Burning hot pistol barrels and Hollywood

In a zillion Hollywood shows, good guy or bad guy tucks his pistol/revolver (I don’t know the difference) in the front of his pants behind the belt in front of his belly button or behind his belt right at the center of his back after a nice round of gunplay.

(It occurred to me that their pants must be way too loose in their un-gun-tucked-in state,) but that’s not my question here:

Aren’t the barrels of these weapons burning hot, so this tucking away of the weapon would cause extreme pain?

The barrel can get hot, but it won’t be burning hot after just a few shots. Growing up, we would fire a .22 automatic with a 12-round clip and a .357 revolver (six shots). Neither were uncomfortably hot when it came time to reload after target shooting.

I’m sure we could find movie scenes where a guy should be burning his parts off, but it would have to be a scene where he was firing pretty quickly and reloading. If the guy is only firing a few shots, it won’t be that bad.

If the gun is a semi-auto, I think the slide usually obscures the barrel, so that even if the barrel itself was smoking hot, it would be difficult to achieve direct skin contact. If it’s a revolver, then you probably haven’t fired more than six shots, so it won’t be very warm anyway.

Yeah, as long as he only fired a few times, there wouldn’t be any problem. Heavy shooting, on the other hand, could certainly make the business end of the weapon painfully hot.

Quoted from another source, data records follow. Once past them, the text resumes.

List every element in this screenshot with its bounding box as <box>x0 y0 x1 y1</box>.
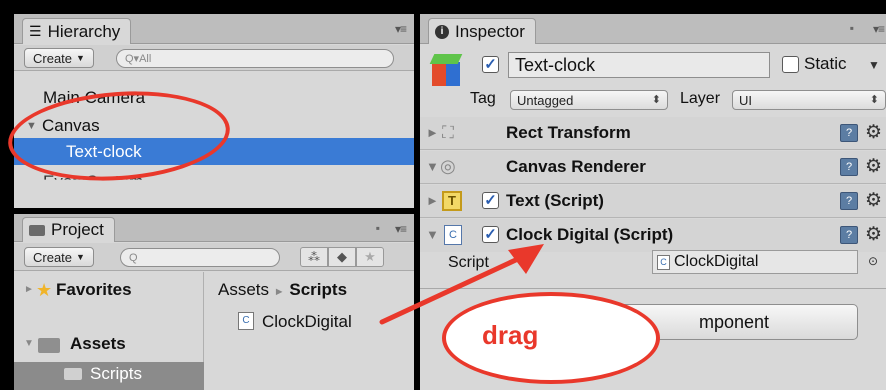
project-create-button[interactable]: Create ▼ <box>24 247 94 267</box>
sidebar-item-scripts-row[interactable]: Scripts <box>14 362 204 390</box>
project-tab-label: Project <box>51 220 104 239</box>
csharp-script-icon: C <box>657 254 670 270</box>
tag-dropdown[interactable]: Untagged ⬍ <box>510 90 668 110</box>
help-book-icon[interactable]: ? <box>840 192 858 210</box>
caret-down-icon: ▼ <box>76 252 85 262</box>
gameobject-active-checkbox[interactable]: ✓ <box>482 56 499 73</box>
panel-menu-icon[interactable]: ▾≡ <box>873 22 885 36</box>
help-book-icon[interactable]: ? <box>840 158 858 176</box>
create-label: Create <box>33 249 73 265</box>
lock-icon[interactable]: ▪ <box>376 221 380 235</box>
component-canvas-renderer[interactable]: ▼ ◎ Canvas Renderer ? ⚙ <box>420 151 886 184</box>
component-clock-digital-script[interactable]: ▼ C ✓ Clock Digital (Script) ? ⚙ <box>420 219 886 252</box>
dropdown-arrow-icon: ⬍ <box>869 94 879 106</box>
lock-icon[interactable]: ▪ <box>850 21 854 35</box>
component-rect-transform[interactable]: ► ⛶ Rect Transform ? ⚙ <box>420 117 886 150</box>
breadcrumb: Assets ► Scripts <box>218 280 347 300</box>
component-enabled-checkbox[interactable]: ✓ <box>482 192 499 209</box>
breadcrumb-root[interactable]: Assets <box>218 280 269 299</box>
sidebar-item-favorites[interactable]: Favorites <box>56 280 132 300</box>
file-item-clockdigital[interactable]: ClockDigital <box>262 312 352 332</box>
drag-callout: drag <box>442 292 660 384</box>
project-toolbar: Create ▼ Q ⁂ ◆ ★ <box>14 243 414 271</box>
add-component-label: mponent <box>698 311 770 332</box>
breadcrumb-separator: ► <box>273 286 285 298</box>
gear-icon[interactable]: ⚙ <box>865 155 882 178</box>
canvas-renderer-icon: ◎ <box>440 156 456 176</box>
divider <box>420 288 886 289</box>
text-component-icon: T <box>442 191 462 211</box>
favorites-star-icon: ★ <box>36 280 53 300</box>
hierarchy-search-input[interactable]: Q▾All <box>116 49 394 68</box>
inspector-tab-label: Inspector <box>455 21 525 41</box>
search-placeholder: Q▾All <box>125 53 152 65</box>
tag-value: Untagged <box>517 92 574 108</box>
help-book-icon[interactable]: ? <box>840 226 858 244</box>
folder-icon <box>38 338 60 353</box>
tag-label: Tag <box>470 90 496 107</box>
folder-icon <box>64 368 82 380</box>
csharp-script-icon: C <box>238 312 254 330</box>
csharp-script-icon: C <box>444 225 462 245</box>
filter-by-label-icon[interactable]: ◆ <box>328 247 356 267</box>
drag-label: drag <box>482 320 539 350</box>
hierarchy-tab-label: Hierarchy <box>47 21 121 41</box>
layer-label: Layer <box>680 90 721 107</box>
gameobject-name-field[interactable]: Text-clock <box>508 52 770 78</box>
rect-transform-icon: ⛶ <box>442 123 454 142</box>
dropdown-arrow-icon: ⬍ <box>651 94 661 106</box>
folder-icon <box>29 224 45 236</box>
project-panel: Project ▪ ▾≡ Create ▼ Q ⁂ ◆ ★ ► ★ Favori… <box>14 214 414 390</box>
project-tab[interactable]: Project <box>22 217 115 242</box>
sidebar-item-scripts: Scripts <box>90 364 142 383</box>
static-label: Static <box>804 54 847 73</box>
expand-triangle-icon[interactable]: ▼ <box>24 338 34 349</box>
caret-down-icon: ▼ <box>76 53 85 63</box>
gear-icon[interactable]: ⚙ <box>865 121 882 144</box>
hierarchy-tabbar: ☰ Hierarchy ▾≡ <box>14 14 414 44</box>
expand-triangle-icon[interactable]: ► <box>426 125 439 140</box>
component-title: Text (Script) <box>506 191 604 210</box>
gear-icon[interactable]: ⚙ <box>865 189 882 212</box>
layer-dropdown[interactable]: UI ⬍ <box>732 90 886 110</box>
chevron-down-icon[interactable]: ▼ <box>868 58 880 72</box>
expand-triangle-icon[interactable]: ▼ <box>426 159 439 174</box>
filter-by-type-icon[interactable]: ⁂ <box>300 247 328 267</box>
hierarchy-toolbar: Create ▼ Q▾All <box>14 45 414 71</box>
object-picker-icon[interactable]: ⊙ <box>868 254 878 268</box>
info-icon: i <box>435 24 449 39</box>
expand-triangle-icon[interactable]: ► <box>426 193 439 208</box>
list-icon: ☰ <box>29 23 42 39</box>
gear-icon[interactable]: ⚙ <box>865 223 882 246</box>
panel-menu-icon[interactable]: ▾≡ <box>395 22 407 36</box>
favorite-star-icon[interactable]: ★ <box>356 247 384 267</box>
object-name: Text-clock <box>515 55 596 75</box>
panel-menu-icon[interactable]: ▾≡ <box>395 222 407 236</box>
breadcrumb-current[interactable]: Scripts <box>289 280 347 299</box>
expand-triangle-icon[interactable]: ► <box>24 284 34 295</box>
component-enabled-checkbox[interactable]: ✓ <box>482 226 499 243</box>
component-title: Canvas Renderer <box>506 157 646 176</box>
static-checkbox[interactable]: ✓ <box>782 56 799 73</box>
component-title: Clock Digital (Script) <box>506 225 674 244</box>
help-book-icon[interactable]: ? <box>840 124 858 142</box>
script-object-field[interactable]: C ClockDigital <box>652 250 858 274</box>
search-placeholder: Q <box>129 251 138 264</box>
expand-triangle-icon[interactable]: ▼ <box>426 227 439 242</box>
script-field-value: ClockDigital <box>674 253 759 270</box>
layer-value: UI <box>739 92 752 108</box>
project-tabbar: Project ▪ ▾≡ <box>14 214 414 242</box>
hierarchy-tab[interactable]: ☰ Hierarchy <box>22 18 132 44</box>
inspector-tab[interactable]: i Inspector <box>428 18 536 44</box>
sidebar-item-assets[interactable]: Assets <box>70 334 126 354</box>
gameobject-cube-icon <box>429 54 463 88</box>
script-field-label: Script <box>448 254 489 271</box>
inspector-tabbar: i Inspector ▪ ▾≡ <box>420 14 886 44</box>
hierarchy-create-button[interactable]: Create ▼ <box>24 48 94 68</box>
create-label: Create <box>33 50 73 66</box>
project-search-input[interactable]: Q <box>120 248 280 267</box>
component-title: Rect Transform <box>506 123 631 142</box>
component-text-script[interactable]: ► T ✓ Text (Script) ? ⚙ <box>420 185 886 218</box>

As one example, the barrel of my AR-15 can become too hot to touch after just one magazine (30 rounds) if it was emptied very quickly (say, by bump-firing). Put a few more through and it might become skin-meltingly hot. Of course, that’s a rifle and not a handgun, but I don’t doubt that any protracted firefight would leave our Hollywood hero (or villain) wishing that he had a proper holster.

It would probably take a bit more use than a revolver, sure, but it’ll still get hot in fairly short order. I have a Kimber 1911, and in my experience, putting more than a handful of magazines through it in quick succession leaves the front part of the slide much too hot to touch as well.

I’ve also seen a moviue where the bad guy takes a shot with his big looking pistol, then burns the guy he hash tied up with the barrel.

Not really related to the OP, but machine gun barrels such as those on an M240B can get hot enough to glow. These weapons are served by a crew, one of whom (the ammo bearer, I believe) carries a spare barrel to swap out after a certain number of rounds. In the film Saving Private Ryan, Tom Hanks makes reference to this phenomenon when engaging an MG42 emplacement in one of the battle scenes. His plan is to force the gunner to fire until he has to change barrels and then engage the emplacement with grenades.

Here’s a 249 with a suppressor.

This was shot:D at a recent silencer shoot.

It actually just started sprinkling rain a couple of minutes before, and thus the smoke.

Well, steam.

Vapor, actually.

Ah Hollywood, where people can fire 14 shots out of a six shooter, the hero can pick off a villain 200 yards away with a pistol that was only accurate to about 50 yards (while the bad guys can only hit the rails and walls around the hero from only 25 yards away), and a shot to the chest always sends the bad guy flying back 10 feet.

By the way, here’s an AK-47 that is shot repeatedly until it catches fire.

Steam is a vapor.

Which doesn’t matter, because if you can see it (as you can in the video), it’s not vapor; it’s an aerosol of condensed liquid water droplets.

It’s already on fire at the start of the vid; how much ammo did he go through before they started recording?

Concur, when I shot IPSC it was not unusual to see stages invoving 32 shots on targets so 3 magazines easy, and you were doing those 32 shots in 40-50 seconds. You had to lock your slide open and show action clear at the end of the stage, with a beretta 92fs, I had to make sure and grab near the back of the slide because the exposed barrel would be pretty hot. Using My Glock, not so bad, there is a decent amount of airspace around the barrel in a G19.

There are six drum magazines in a pile visible on the ground, so I’d say about 450 rounds.

I’d chalk it up to Hollywood ignoring physics as needed, like the six-shooters that have unlimited rounds of ammo.

Has anyone tried painting machine-gun barrels with one of those paints that changes color when it’s hot? Might be helpful.